The blood was still there.
Dan took one look at Sharon’s hands, at the way Valerie was standing guard, at Detective Morgan waiting ten feet away, and went into lawyer mode.
“I need a private room for my client. Now.”
A nurse led them to a small family consultation room. Bare walls, two chairs, a box of tissues. The door clicked shut.
Sharon talked. It came out in pieces at first , the saw, the grabbing, the words “Let go of me, Michael” then all at once. The bruises she hid, the night she didn’t sleep and the way he’d come home tonight. She didn’t cry. She just told it, flat and factual, like she was reading someone else’s police report.

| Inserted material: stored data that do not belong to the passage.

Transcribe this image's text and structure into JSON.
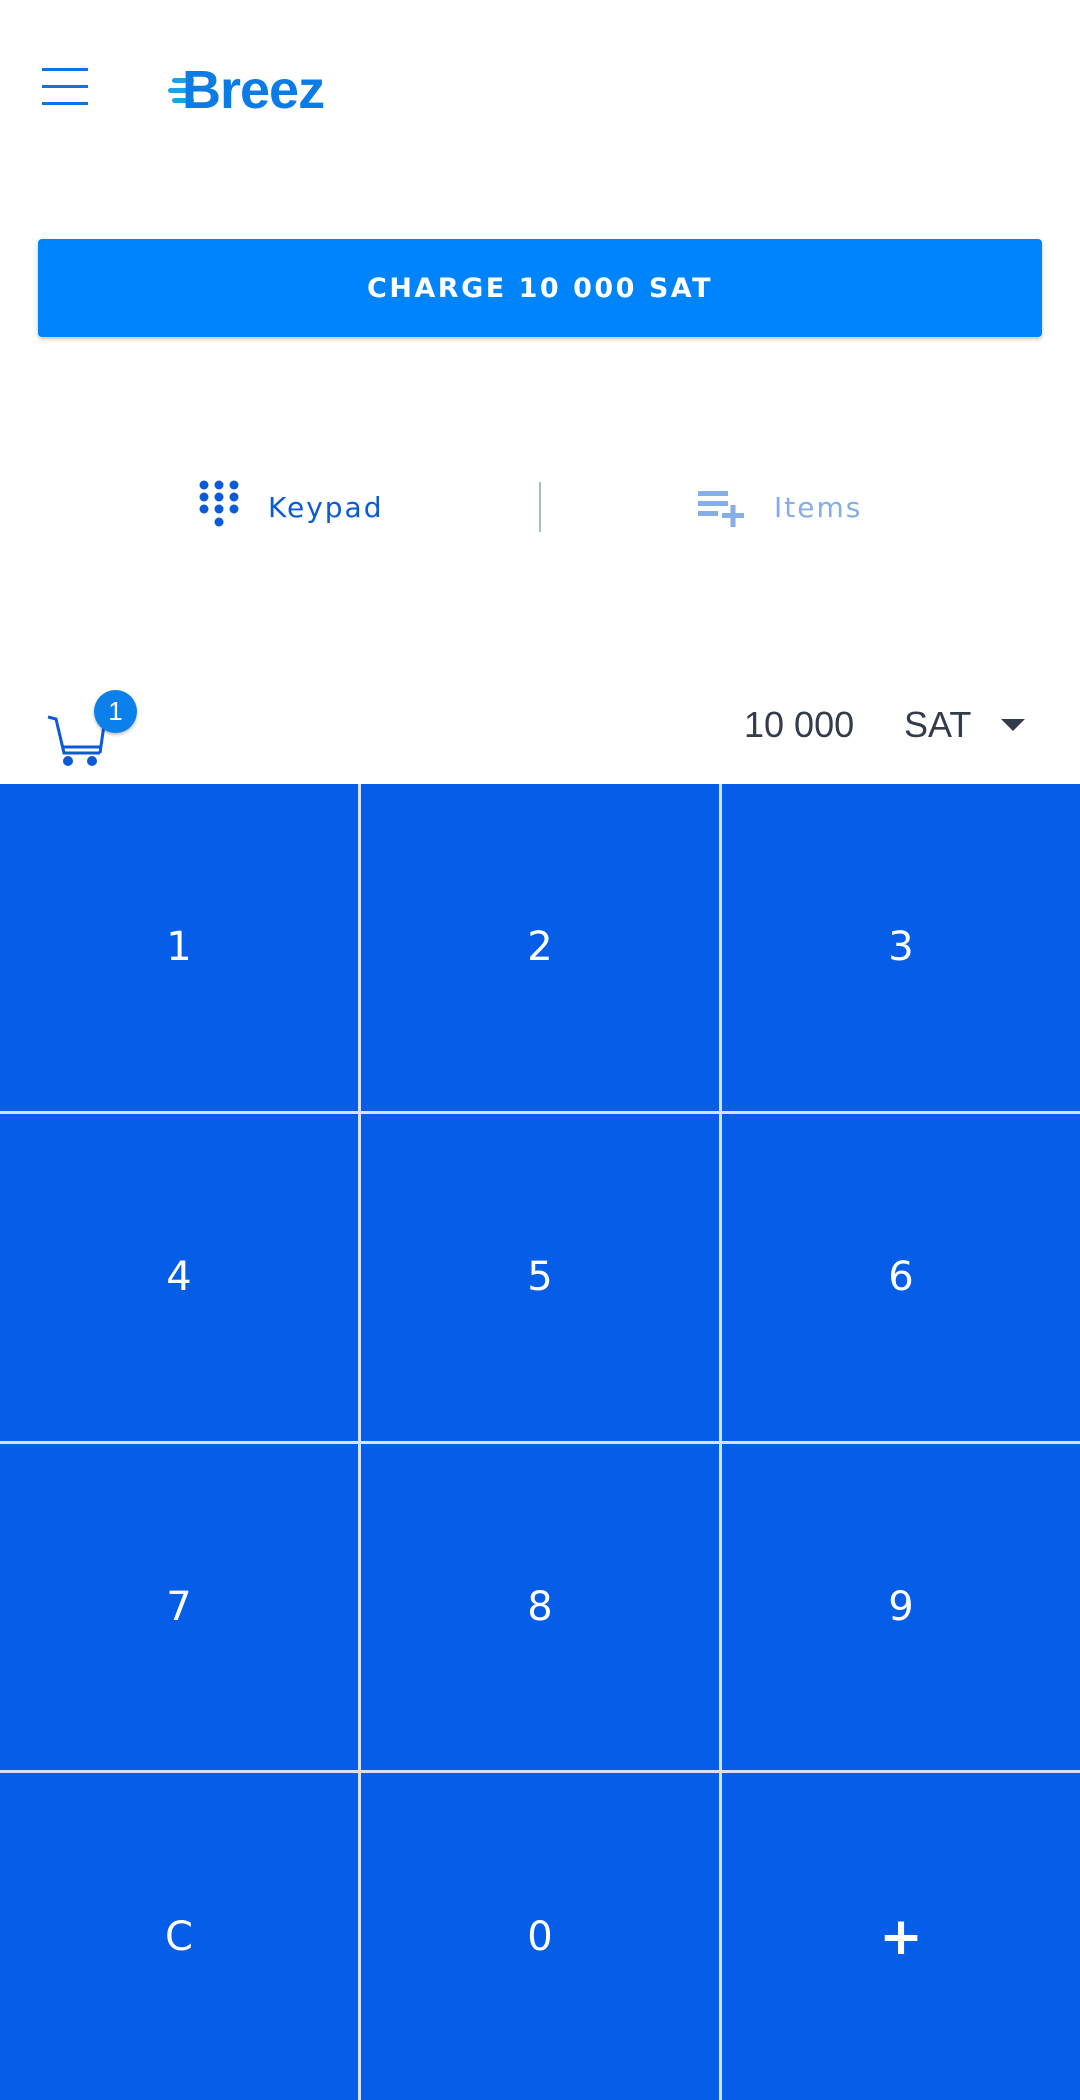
{
  "header": {
    "logo_text": "Breez",
    "menu_icon": "hamburger-menu-icon"
  },
  "charge_button": {
    "label": "CHARGE 10 000 SAT"
  },
  "tabs": [
    {
      "label": "Keypad",
      "icon": "dialpad-icon",
      "active": true
    },
    {
      "label": "Items",
      "icon": "playlist-add-icon",
      "active": false
    }
  ],
  "cart": {
    "count": "1",
    "icon": "cart-icon"
  },
  "amount": {
    "value": "10 000",
    "currency": "SAT"
  },
  "keypad": {
    "keys": [
      "1",
      "2",
      "3",
      "4",
      "5",
      "6",
      "7",
      "8",
      "9",
      "C",
      "0",
      "+"
    ]
  },
  "colors": {
    "primary": "#0084fb",
    "keypad": "#055de8",
    "active_tab": "#0b5ad8",
    "inactive_tab": "#86aee6"
  }
}
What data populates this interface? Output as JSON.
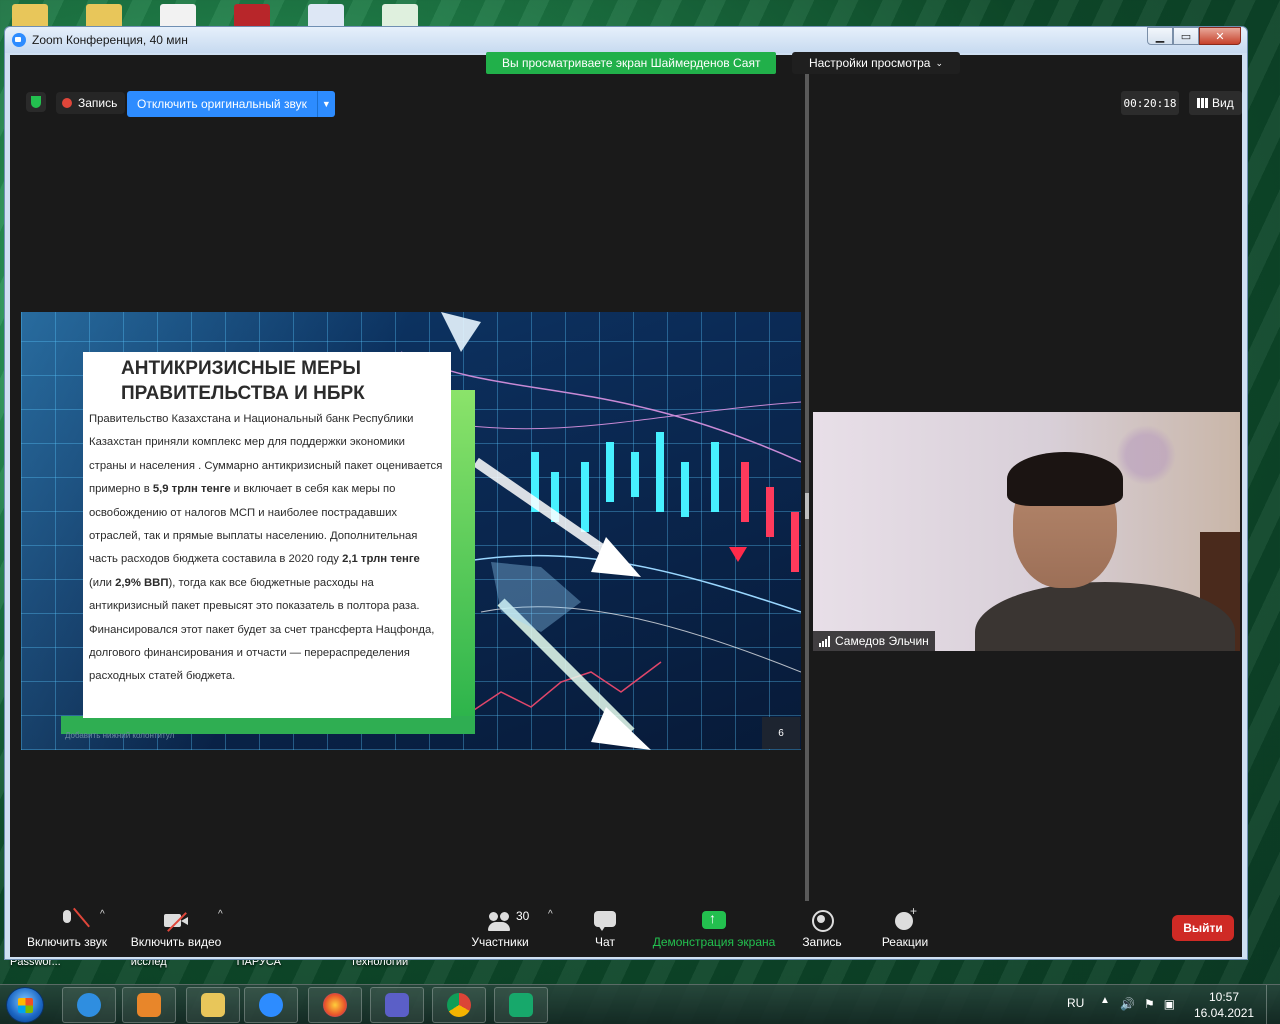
{
  "window": {
    "title": "Zoom Конференция, 40 мин",
    "share_banner": "Вы просматриваете экран Шаймерденов Саят",
    "view_settings": "Настройки просмотра"
  },
  "top_controls": {
    "record_label": "Запись",
    "audio_button": "Отключить оригинальный звук",
    "timer": "00:20:18",
    "view_label": "Вид"
  },
  "slide": {
    "title_line1": "АНТИКРИЗИСНЫЕ МЕРЫ",
    "title_line2": "ПРАВИТЕЛЬСТВА И НБРК",
    "body_part1": "Правительство Казахстана и Национальный банк Республики Казахстан  приняли комплекс мер для поддержки экономики страны и населения . Суммарно антикризисный пакет оценивается примерно в ",
    "bold1": "5,9 трлн тенге",
    "body_part2": " и включает в себя как меры по освобождению от налогов МСП и наиболее пострадавших отраслей, так и прямые выплаты населению. Дополнительная часть расходов бюджета составила в 2020 году ",
    "bold2": "2,1 трлн тенге",
    "body_part3": " (или ",
    "bold3": "2,9% ВВП",
    "body_part4": "), тогда как все бюджетные расходы на антикризисный пакет превысят это показатель в полтора раза. Финансировался этот пакет будет за счет трансферта Нацфонда, долгового финансирования и отчасти — перераспределения расходных статей бюджета.",
    "footer": "Добавить нижний колонтитул",
    "page_number": "6"
  },
  "video": {
    "participant_name": "Самедов Эльчин"
  },
  "toolbar": {
    "unmute": "Включить звук",
    "start_video": "Включить видео",
    "participants": "Участники",
    "participants_count": "30",
    "chat": "Чат",
    "share_screen": "Демонстрация экрана",
    "record": "Запись",
    "reactions": "Реакции",
    "leave": "Выйти"
  },
  "desktop": {
    "labels": [
      "Passwor...",
      "исслед",
      "ПАРУСА",
      "технологии"
    ]
  },
  "taskbar": {
    "language": "RU",
    "time": "10:57",
    "date": "16.04.2021"
  },
  "colors": {
    "zoom_blue": "#2d8cff",
    "share_green": "#21b04a",
    "leave_red": "#cf2a25"
  },
  "icons": [
    "shield-icon",
    "record-dot-icon",
    "grid-icon",
    "mic-muted-icon",
    "camera-off-icon",
    "participants-icon",
    "chat-icon",
    "share-screen-icon",
    "record-icon",
    "reactions-icon",
    "signal-icon"
  ]
}
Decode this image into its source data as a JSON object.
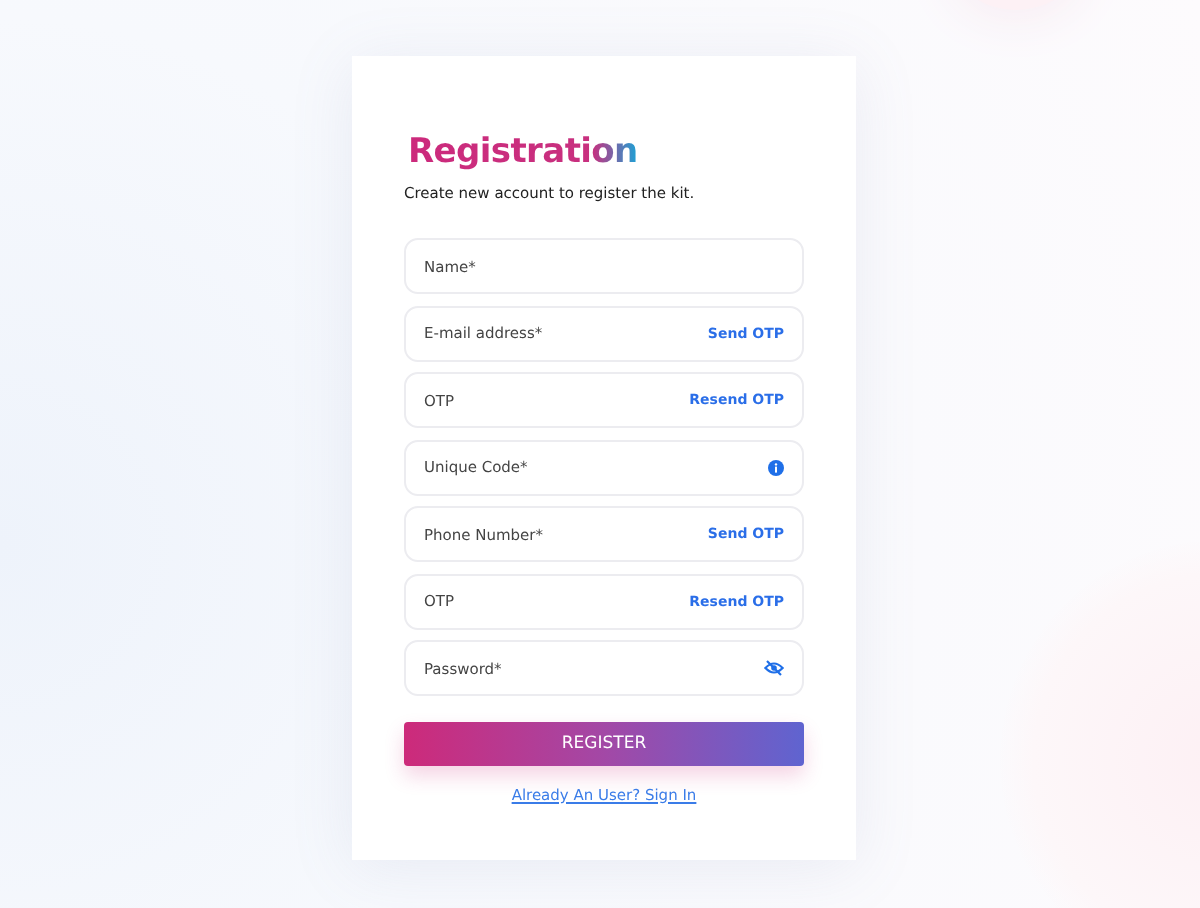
{
  "title": "Registration",
  "subtitle": "Create new account to register the kit.",
  "fields": [
    {
      "placeholder": "Name*",
      "kind": "plain"
    },
    {
      "placeholder": "E-mail address*",
      "kind": "action",
      "action": "Send OTP"
    },
    {
      "placeholder": "OTP",
      "kind": "action",
      "action": "Resend OTP"
    },
    {
      "placeholder": "Unique Code*",
      "kind": "info"
    },
    {
      "placeholder": "Phone Number*",
      "kind": "action",
      "action": "Send OTP"
    },
    {
      "placeholder": "OTP",
      "kind": "action",
      "action": "Resend OTP"
    },
    {
      "placeholder": "Password*",
      "kind": "password"
    }
  ],
  "submit": "REGISTER",
  "signin_link": "Already An User? Sign In"
}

Dan listened, he didn't interrupt. When she finished, he leaned forward and put his hands flat on the table.
“Sharon,” he said, voice low and careful,
“if what you’re telling me is true, and I believe it is, you have nothing to worry about, self-defense is a complete defense.” He paused.
“Only if Michael survives.”
“Excuse me?” Valerie’s voice was sharp.
“If he dies,” Dan said, still looking only at Sharon, “the charge changes. The evidence changes, the way a jury hears this story changes.
So right now, our whole case is behind those double doors, in a surgeon’s hands.”
No one said anything after that.
A few moments later, Sharon and Valerie were back in the waiting ward. The plastic chairs felt harder now.
Nurses kept moving to and fro, rubber soles squeaking against linoleum. In and out of the surgical wing. Then another nurse, running.
No one looked at Sharon. No one would meet her eyes.
Valerie reached over and took Sharon’s hand. Didn’t care about the dried blood.
“Hey,” she whispered.
“Breathe. One thing at a time, remember?”
Sharon nodded, but she wasn’t breathing right. The air in the waiting room felt thin, like the hospital had used it all up.
The double doors swung open, Dr. Patel walked out.
He didn’t have his mask on anymore. His surgical cap was damp with sweat. He looked around the waiting room, past the woman with the toddler, past the old man coughing into his sleeve.
His eyes found Sharon.
And he stopped walking.
For three seconds, the entire ER went quiet.
Dr. Patel’s mouth opened. He took one step toward them.
Then the doors behind him burst open again and two more nurses ran out, shouting for another doctor, and Dr. Patel turned back, and he was gone.
The doors hissed shut, Sharon stood up immediately
“Sharon?” Valerie was on her feet too, holding her elbow. “Sharon, sit down”
But Sharon was looking at the doors. At the place where Dr. Patel had stopped.
She thought of James, she thought of Michael, she thought of Dan’s words “Only if Michael survives.”
The clock above reception said 12:04 a.m.
Detective Morgan was standing now too. So was Officer Reyes.
No one was saying the word. No one had to.